The School of Creative Arts brings together expertise in drama, film, music and sonic arts. In addition to disciplinary strengths, the unit has a strong interdisciplinary focus on research in the creative arts and its impact on society at large. The School counts with over 30 full time members of staff whose individual research is united by a focus on artistic activity in international, contemporary and historical perspectives, disseminated through scholarship, practice, and public engagement. Collectively, the School investigates the creative arts in three broad domains: (1) contemporary creative practice, (2) theory and history of the creative arts and (3) society and the arts.

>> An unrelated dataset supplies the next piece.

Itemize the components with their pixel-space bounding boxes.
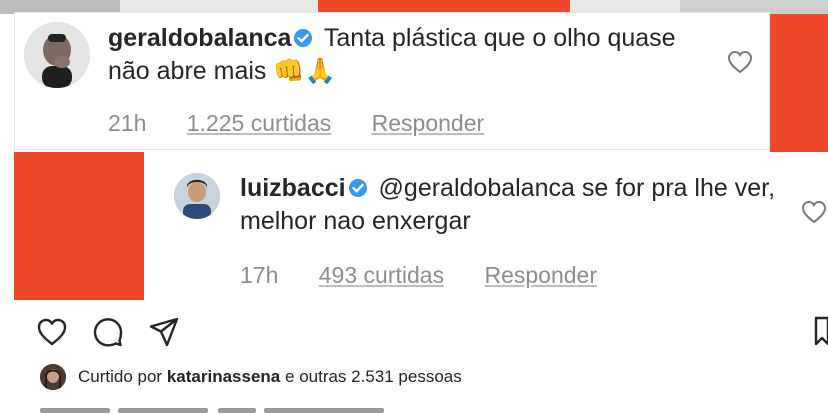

The School seeks to continually enhance quality and dissemination of research and foster interdisciplinary and collaboration leading to wider impact. The recently created Institute for Collaborative Research in the Humanities and the Institute for the Study of Conflict Transformation and Social Justice at Queen’s provide an important interdisciplinary focus for Arts and Humanities research across the University. Recent initiatives facilitated by the Institutes include the research groups Art, Performance and Media in (Post-) Conflict Societies, Recomposing the City: Sonic Arts and Urban Architecture, Translating Improvisation, and Belfast Soundwalks – a partnership with Belfast City Council, funded by the AHRC Cultural Engagement Fund.
Archives and Collections
Research is supported through a multifaceted infrastructure, which includes archives and collections (Gibson-Massie Moore Collection, the world’s largest collection of Thomas Moore’s published literary and musical works), as well as state of the art audio-visual technologies.
The School offers an extensive programme of research seminars, performances and screenings, which have included visitors such as Christopher Hogwood (2011), David Charlton (2012), Richard Coyne (2013) and Clare Hammond (2013). The weekly seminar and performance series is complemented by high profile events such as the Annual Brian Friel Lecture (Shaun Richards in 2013). The commitment to an intense programme of research-led public events is evidenced by an average of 25 seminars and 45 performances/screenings per semester.
The School has hosted major international conferences across all areas of creative arts. These include the International Computer Music Conference (2008), the Fourth Annual Society for Musicology in Ireland Postgraduate Conference (2010), the 14th Biennial International Conference on Baroque Music (2010), the Eighth Biennial Conference for Music in Nineteenth-Century Britain (2011), Nine Tenths Under ICAN Conference (2012), Cities of Memory Colloquium (2013), World Cinema on Demand Symposia, the Location of Narratives: Storytelling and Archives Conference (2013), the BFE/ICTM Ireland Ethnomusicology in the Digital Age Conference (2013), the expansion of the annual Two Thousand + Symposia (2006 -) and the longstanding Sonorities Festival of Contemporary Music (1981 - ).
Strategic partnerships have been established with Stanford University, the University of Michigan, the Folger Shakespeare Library (Washington, DC), the University of São Paulo, The Federal University of Rio de Janeiro, The University of Utrecht and The Human Rights Media Centre, Cape Town. These links have facilitated student and staff mobility as well as collaborative research projects. The School has also been pro-active in the internationalisation of resources, as in the case of the Bach Bibliography Database; a world-wide reference in the field of Bach studies now developed in partnership with the Bach-Archiv Leipzig.